The classes PtThread, PtGate, and PtCondition define the interfaces for threads, monitors, and condition variables in Ptolemy. Different implementations can be used as long as they conform to the interfaces defined in these base classes. At different points in the development of the PN domain, we experimented with implementations based on Sun's Lightweight Process library, AWESIME (A Widely Extensible Simulation Environment) by Dirk Grunwald [Gru91}, and Solaris threads [Pow91,Eyk92,Kha92,Kle92a,Kle92b,Ste92,Sun94]. The current implementation is based on a POSIX thread library by Frank Mueller [Mue92,Mue93,Gie93,Mue95]. This library, which runs on several platforms, is based on Draft 6 of the POSIX standard. Parts of our implementation will need to be updated to be compliant with the final POSIX thread standard.

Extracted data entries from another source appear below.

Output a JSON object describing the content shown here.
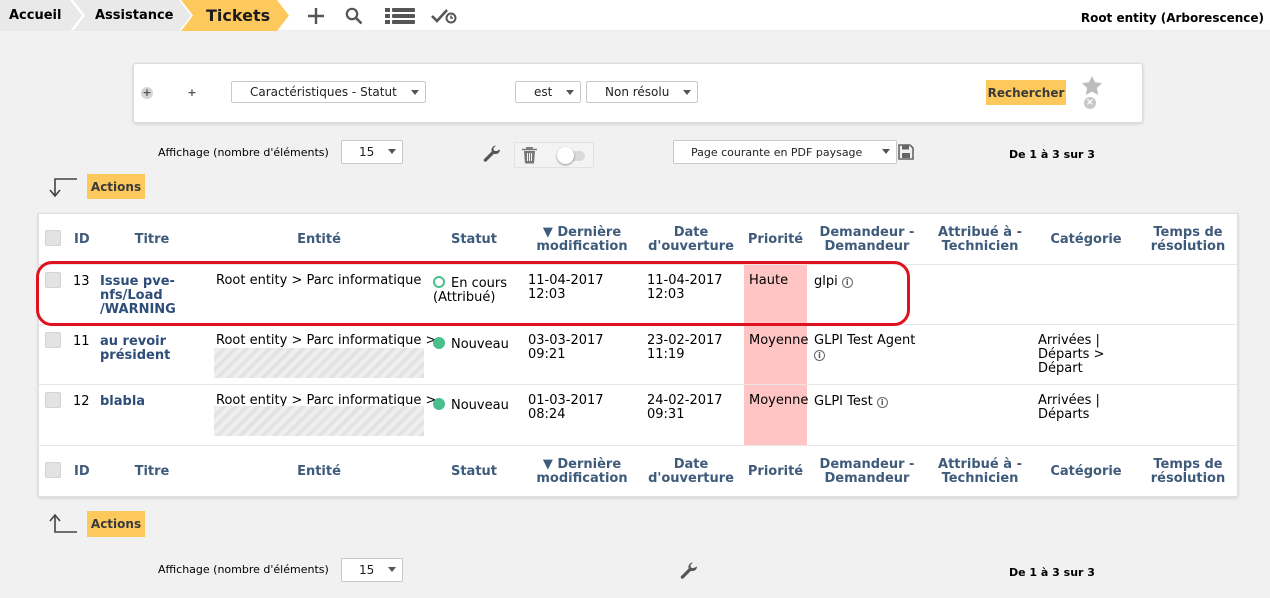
{
  "breadcrumb": {
    "items": [
      "Accueil",
      "Assistance",
      "Tickets"
    ]
  },
  "toolbar": {
    "icons": [
      "plus-icon",
      "search-icon",
      "list-icon",
      "validation-icon"
    ]
  },
  "entity": "Root entity (Arborescence)",
  "search": {
    "field": "Caractéristiques - Statut",
    "operator": "est",
    "value": "Non résolu",
    "submit_label": "Rechercher"
  },
  "display": {
    "label": "Affichage (nombre d'éléments)",
    "count": "15",
    "export": "Page courante en PDF paysage",
    "pagination": "De 1 à 3 sur 3"
  },
  "actions_label": "Actions",
  "columns": {
    "id": "ID",
    "title": "Titre",
    "entity": "Entité",
    "status": "Statut",
    "last_mod_1": "▼ Dernière",
    "last_mod_2": "modification",
    "opened_1": "Date",
    "opened_2": "d'ouverture",
    "priority": "Priorité",
    "requester_1": "Demandeur -",
    "requester_2": "Demandeur",
    "assigned_1": "Attribué à -",
    "assigned_2": "Technicien",
    "category": "Catégorie",
    "resolution_1": "Temps de",
    "resolution_2": "résolution"
  },
  "rows": [
    {
      "id": "13",
      "title": [
        "Issue pve-",
        "nfs/Load",
        "/WARNING"
      ],
      "entity": "Root entity > Parc informatique",
      "status": [
        "En cours",
        "(Attribué)"
      ],
      "last_mod": [
        "11-04-2017",
        "12:03"
      ],
      "opened": [
        "11-04-2017",
        "12:03"
      ],
      "priority": "Haute",
      "requester": "glpi",
      "category": [
        "",
        "",
        ""
      ]
    },
    {
      "id": "11",
      "title": [
        "au revoir",
        "président",
        ""
      ],
      "entity": "Root entity > Parc informatique >",
      "status": [
        "Nouveau",
        ""
      ],
      "last_mod": [
        "03-03-2017",
        "09:21"
      ],
      "opened": [
        "23-02-2017",
        "11:19"
      ],
      "priority": "Moyenne",
      "requester": "GLPI Test Agent",
      "category": [
        "Arrivées |",
        "Départs >",
        "Départ"
      ]
    },
    {
      "id": "12",
      "title": [
        "blabla",
        "",
        ""
      ],
      "entity": "Root entity > Parc informatique >",
      "status": [
        "Nouveau",
        ""
      ],
      "last_mod": [
        "01-03-2017",
        "08:24"
      ],
      "opened": [
        "24-02-2017",
        "09:31"
      ],
      "priority": "Moyenne",
      "requester": "GLPI Test",
      "category": [
        "Arrivées |",
        "Départs",
        ""
      ]
    }
  ],
  "colors": {
    "accent": "#fec95c",
    "header_text": "#3f5b7b",
    "priority_bg": "#ffc4c4",
    "status_green": "#49bf8e",
    "highlight": "#e0121f"
  }
}
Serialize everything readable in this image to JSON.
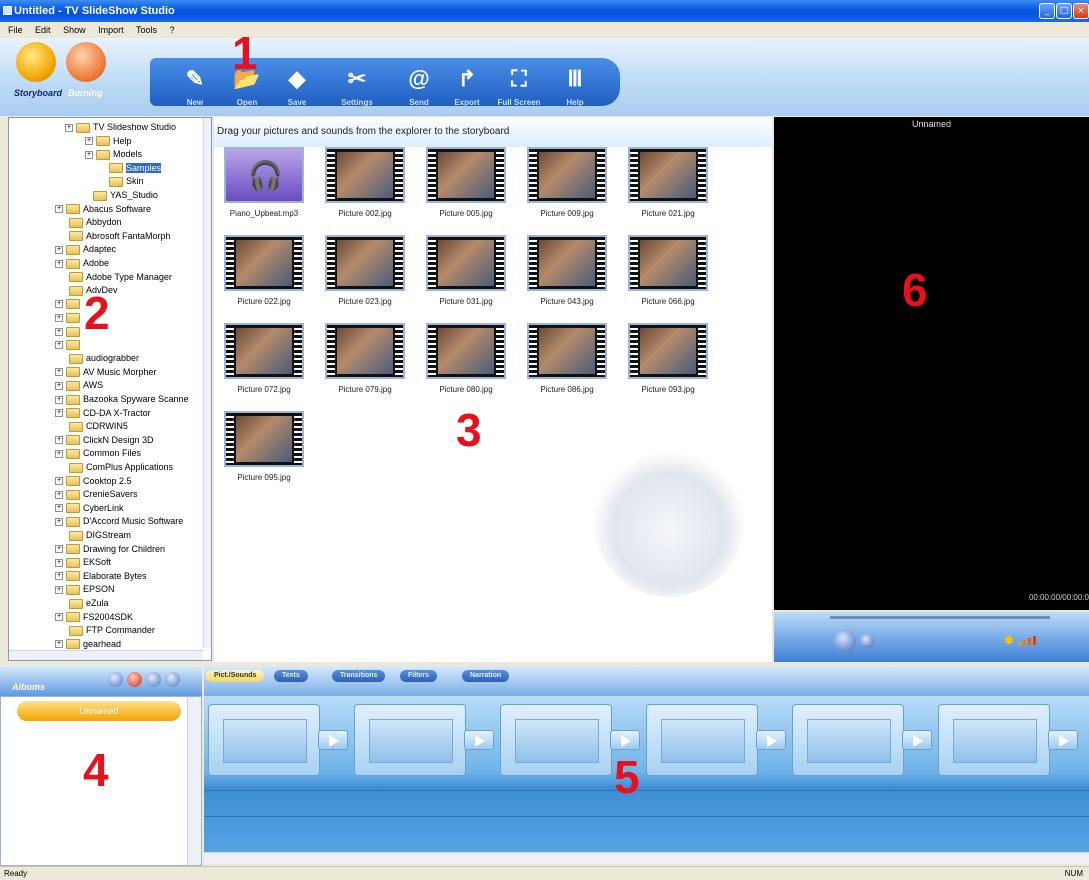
{
  "window": {
    "title": "Untitled - TV SlideShow Studio"
  },
  "menu": [
    "File",
    "Edit",
    "Show",
    "Import",
    "Tools",
    "?"
  ],
  "modes": {
    "storyboard": "Storyboard",
    "burning": "Burning"
  },
  "toolbar": {
    "new": "New",
    "open": "Open",
    "save": "Save",
    "settings": "Settings",
    "send": "Send",
    "export": "Export",
    "full_screen": "Full Screen",
    "help": "Help"
  },
  "callouts": {
    "n1": "1",
    "n2": "2",
    "n3": "3",
    "n4": "4",
    "n5": "5",
    "n6": "6"
  },
  "tree": [
    "TV Slideshow Studio",
    "Help",
    "Models",
    "Samples",
    "Skin",
    "YAS_Studio",
    "Abacus Software",
    "Abbydon",
    "Abrosoft FantaMorph",
    "Adaptec",
    "Adobe",
    "Adobe Type Manager",
    "AdvDev",
    "",
    "",
    "",
    "",
    "audiograbber",
    "AV Music Morpher",
    "AWS",
    "Bazooka Spyware Scanne",
    "CD-DA X-Tractor",
    "CDRWIN5",
    "ClickN Design 3D",
    "Common Files",
    "ComPlus Applications",
    "Cooktop 2.5",
    "CrenieSavers",
    "CyberLink",
    "D'Accord Music Software",
    "DIGStream",
    "Drawing for Children",
    "EKSoft",
    "Elaborate Bytes",
    "EPSON",
    "eZula",
    "FS2004SDK",
    "FTP Commander",
    "gearhead"
  ],
  "explorer": {
    "header": "Drag your pictures and sounds from the explorer to the storyboard",
    "items": [
      "Piano_Upbeat.mp3",
      "Picture 002.jpg",
      "Picture 005.jpg",
      "Picture 009.jpg",
      "Picture 021.jpg",
      "Picture 022.jpg",
      "Picture 023.jpg",
      "Picture 031.jpg",
      "Picture 043.jpg",
      "Picture 066.jpg",
      "Picture 072.jpg",
      "Picture 079.jpg",
      "Picture 080.jpg",
      "Picture 086.jpg",
      "Picture 093.jpg",
      "Picture 095.jpg"
    ]
  },
  "preview": {
    "title": "Unnamed",
    "time": "00:00:00/00:00:0"
  },
  "albums": {
    "label": "Albums",
    "items": [
      "Unnamed"
    ]
  },
  "story_tabs": [
    "Pict./Sounds",
    "Texts",
    "Transitions",
    "Filters",
    "Narration"
  ],
  "status": {
    "left": "Ready",
    "right": "NUM"
  }
}
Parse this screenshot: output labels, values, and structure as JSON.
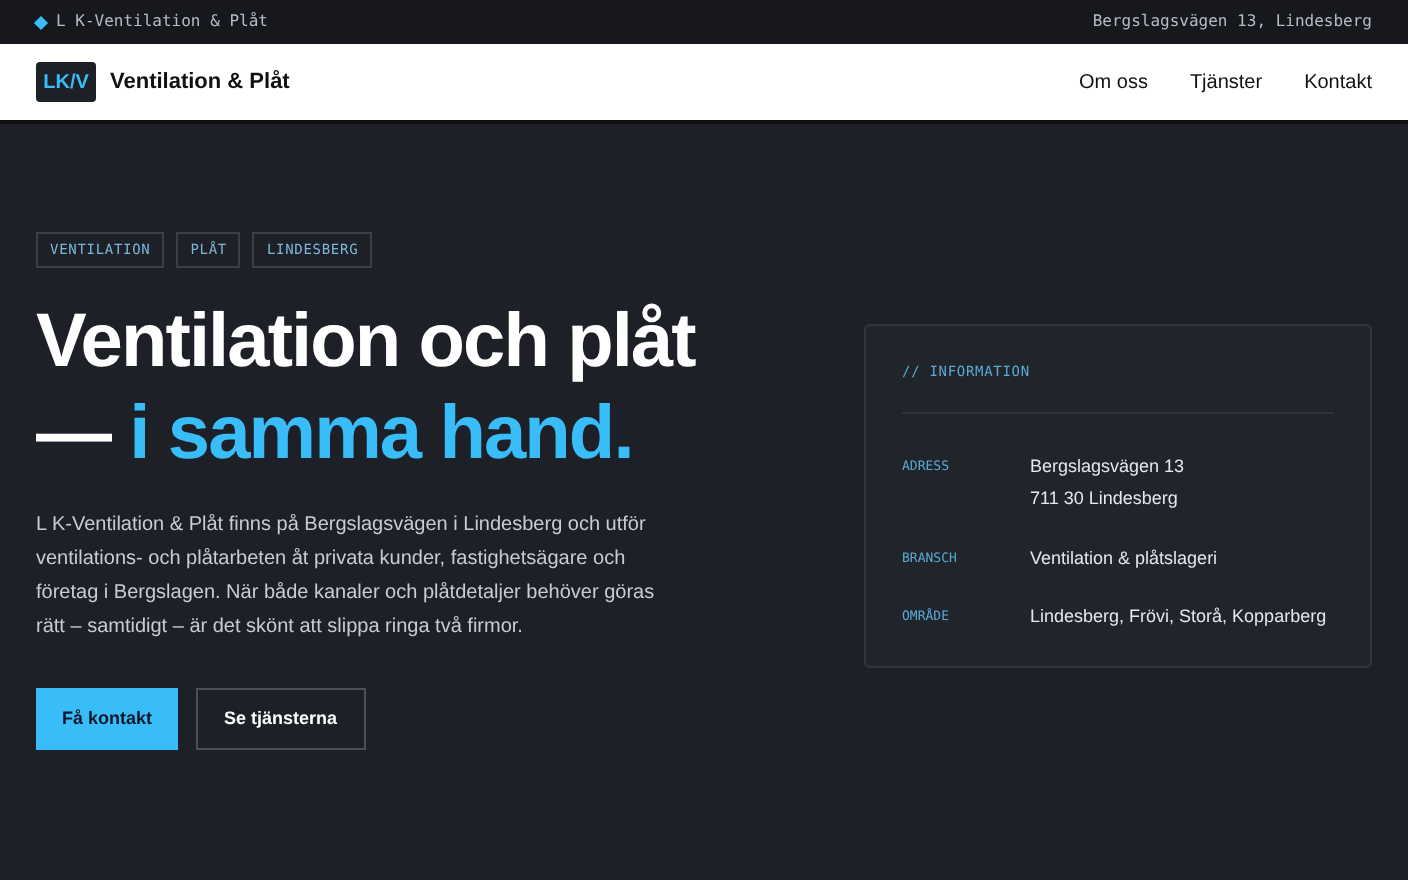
{
  "topbar": {
    "brand": "L K-Ventilation & Plåt",
    "address": "Bergslagsvägen 13, Lindesberg"
  },
  "header": {
    "logo": "LK/V",
    "title": "Ventilation & Plåt",
    "nav": [
      "Om oss",
      "Tjänster",
      "Kontakt"
    ]
  },
  "tags": [
    "VENTILATION",
    "PLÅT",
    "LINDESBERG"
  ],
  "hero": {
    "title_line1": "Ventilation och plåt",
    "title_dash": "—",
    "title_accent": "i samma hand.",
    "body": "L K-Ventilation & Plåt finns på Bergslagsvägen i Lindesberg och utför ventilations- och plåtarbeten åt privata kunder, fastighetsägare och företag i Bergslagen. När både kanaler och plåtdetaljer behöver göras rätt – samtidigt – är det skönt att slippa ringa två firmor.",
    "buttons": [
      {
        "label": "Få kontakt",
        "kind": "primary"
      },
      {
        "label": "Se tjänsterna",
        "kind": "secondary"
      }
    ]
  },
  "info": {
    "heading": "// INFORMATION",
    "rows": [
      {
        "label": "ADRESS",
        "lines": [
          "Bergslagsvägen 13",
          "711 30 Lindesberg"
        ]
      },
      {
        "label": "BRANSCH",
        "lines": [
          "Ventilation & plåtslageri"
        ]
      },
      {
        "label": "OMRÅDE",
        "lines": [
          "Lindesberg, Frövi, Storå, Kopparberg"
        ]
      }
    ]
  }
}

By choosing the POSIX standard, we improve the portability of our code. Sun and Hewlett Packard already include an implementation of POSIX threads in their operating systems, Solaris 2.5 and HPUX 10. Having threads built into the kernel of the operating system, as opposed to a user library implementation, offers the opportunity for automatic parallelization on multiprocessor workstations. Thus, the same program runs properly on uniprocessor workstations and multiprocessor workstations without needing to be recompiled. This is important because it would be impractical to maintain different binary executables of Ptolemy for each workstation configuration.